Here's hoping the rest of you have a slightly more grounded day than I'm having!
Monday, January 18, 2010
Today's Daily Insight from Yoga Journal : Conscious Eating, Conscious Living www.yogajournal.com/dailyinsight/yjn
"Do you ever feel like food is something that's getting between you and your life? In today's modern world, we rarely make time to eat mindfully. Often, we eat on the go, in cars or at our desks for the five minutes we can spare. But when we eat without noticing our food, we miss one of life's greatest pleasures and we allow that which should nourish us to become that which causes us stress.
The next time you eat, take a moment to relax and really taste your food. Stop what you're doing, sit down, and notice the flavors, textures, and smells of the meal in front of you. Express gratitude for the health and nourishment it provides. And then, as you eat, truly enjoy the experience.
Over time, this ritual can improve your digestion and overall physical and mental health."

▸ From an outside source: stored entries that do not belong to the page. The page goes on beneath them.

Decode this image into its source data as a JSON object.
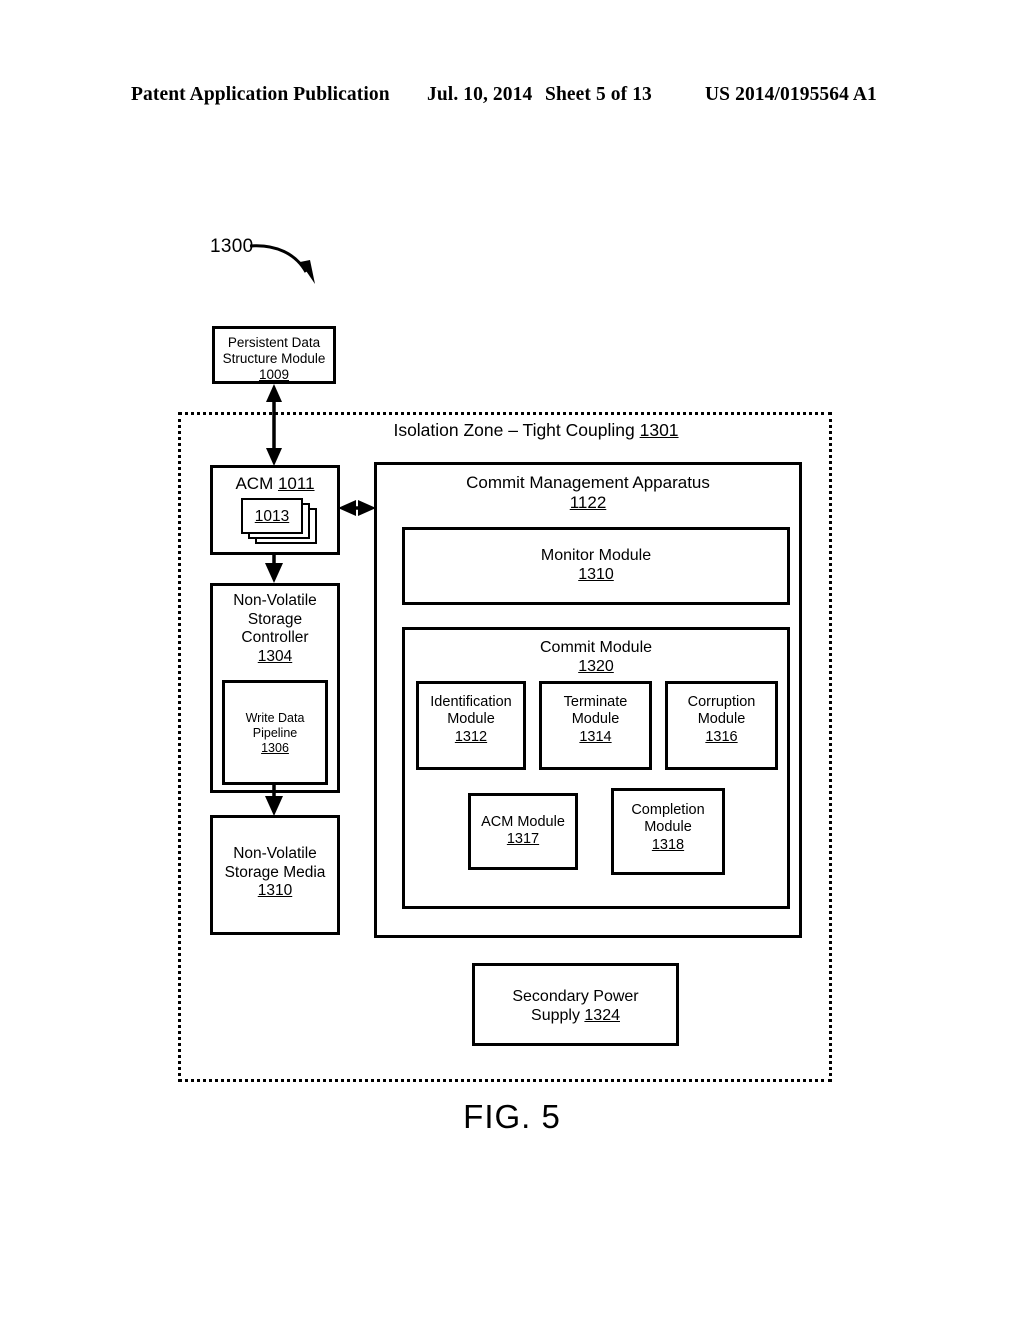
{
  "header": {
    "publication": "Patent Application Publication",
    "date": "Jul. 10, 2014",
    "sheet": "Sheet 5 of 13",
    "patent_number": "US 2014/0195564 A1"
  },
  "figure": {
    "caption": "FIG. 5",
    "callout_label": "1300",
    "isolation_zone": {
      "title": "Isolation Zone – Tight Coupling",
      "ref": "1301"
    },
    "boxes": {
      "persistent_data_structure_module": {
        "line1": "Persistent Data",
        "line2": "Structure Module",
        "ref": "1009"
      },
      "acm": {
        "label": "ACM",
        "ref": "1011",
        "stack_ref": "1013"
      },
      "non_volatile_storage_controller": {
        "line1": "Non-Volatile",
        "line2": "Storage",
        "line3": "Controller",
        "ref": "1304"
      },
      "write_data_pipeline": {
        "line1": "Write Data",
        "line2": "Pipeline",
        "ref": "1306"
      },
      "non_volatile_storage_media": {
        "line1": "Non-Volatile",
        "line2": "Storage Media",
        "ref": "1310"
      },
      "commit_management_apparatus": {
        "title": "Commit Management Apparatus",
        "ref": "1122"
      },
      "monitor_module": {
        "title": "Monitor Module",
        "ref": "1310"
      },
      "commit_module": {
        "title": "Commit Module",
        "ref": "1320"
      },
      "identification_module": {
        "line1": "Identification",
        "line2": "Module",
        "ref": "1312"
      },
      "terminate_module": {
        "line1": "Terminate",
        "line2": "Module",
        "ref": "1314"
      },
      "corruption_module": {
        "line1": "Corruption",
        "line2": "Module",
        "ref": "1316"
      },
      "acm_module": {
        "line1": "ACM Module",
        "ref": "1317"
      },
      "completion_module": {
        "line1": "Completion",
        "line2": "Module",
        "ref": "1318"
      },
      "secondary_power_supply": {
        "line1": "Secondary Power",
        "line2": "Supply",
        "ref": "1324"
      }
    }
  }
}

It's nothing particularly new, but it's a good reminder to read on occasion. Marking Yule (winter solstice) as my starting point, I'm trying to grow a practice of intentional living and mindfulness as the year grows. I have many things in my life that are demanding my attention, and the one thing that I've learned at this point in my life is the when stress enters the pictures, I quickly let go of mindfulness. It is faster to do things on autopilot, and check them off the list, and the easiest, by far, is eating. Eating must be done, but when I'm filling in meetings on my calendar, it's the only thing that does not get an appointment. Actually, I just looked at my calendar for tomorrow, and I am booked from 9am to 6pm, and I have not scheduled any time for lunch. At least, I have a solid meal plan for this week and my lunch already packed. Now to turn to that calendar and schedule sometime for conscious eating.
Sunday, January 17, 2010
Just checking in to check in. This week has been good all around, I guess. It was sort of a huge week. I realized that my PhD application is in two weeks (eek!), so that's moved right up on my priority list. (Holy crap - I'm almost done with my MA.) My study partner started to freak out about MA exam studying, which is good - I've been freaking out about other stuff and realized that I'm behind on studying for that. I swear, if I make it through this semester....

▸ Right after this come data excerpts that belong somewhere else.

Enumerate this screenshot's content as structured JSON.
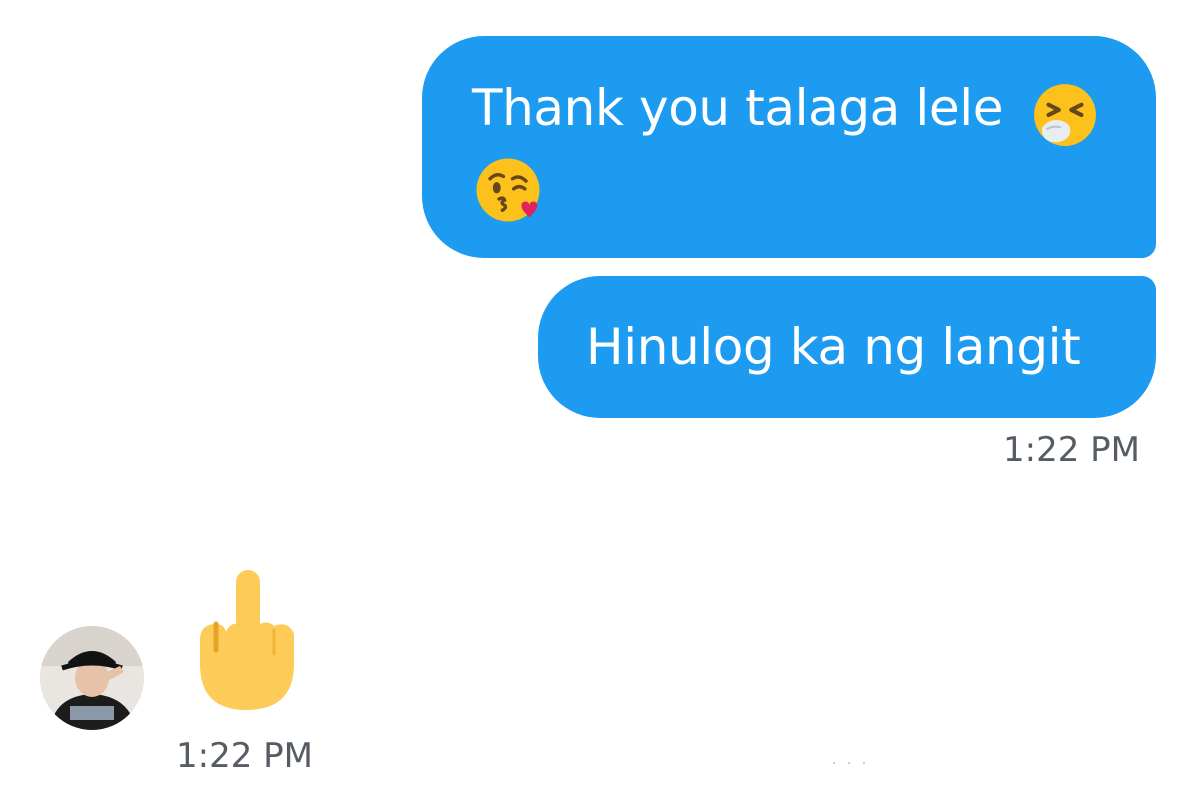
{
  "messages": {
    "sent": [
      {
        "line1": "Thank you talaga lele",
        "emoji_inline": "sneezing-face",
        "emoji_line2": "face-blowing-a-kiss"
      },
      {
        "text": "Hinulog ka ng langit"
      }
    ],
    "sent_time": "1:22 PM",
    "received": {
      "emoji": "middle-finger",
      "time": "1:22 PM"
    }
  },
  "colors": {
    "sent_bubble": "#1d9bf0",
    "sent_text": "#ffffff",
    "timestamp": "#555c63",
    "background": "#ffffff"
  }
}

I started teaching on Monday - it went better than I expected but not nearly as well as I'd hoped. It was also both easier and harder than I'd expected - figure that one out.
Steve and I have made a lot of progress on wedding planning. We bought our wedding bands last week, we've talked so much about what we want that the rest of the planning should go fairly smoothly. We have a meeting at the reception site we want to go with, and we're currently harassing an unresponsive manager at our first choice for ceremony location. Steve has a tentative menu picked out. We took Steve suit shopping and got him all suited up for the wedding. I just have to find the courage to go buy my wedding dress when I'm hoping to drop 15 to 20 pounds before October. I admit, I feel awful being one of those brides who's hoping she'll be a different size come her wedding day. At the very least, I want my arms to look nicer in that dress. :( Also, Steve and I have begun talking about what we want the ceremony to be like - and that has me more excited than any of the party stuff. We're really getting married!!
On a fitness front here, I decided not to kill myself by training for a half-marathon in April - instead I'll shoot for September. My goal is a 10k in April, and a half-marathon in September. If I run a half-marathon before my wedding, I damn well better be closer to my goal weight! I've been working on re-establishing some of the habits I'd let slip (running more than 2x per week, planning more vegetarian meals, and tracking my food everyday). When I get those habits solid again, I think I'm going to add Coach Nicole's 7-day bootcamp workouts to my routine and evening yoga at home every night. BUT baby steps first.
How are everyone else's goals progressing?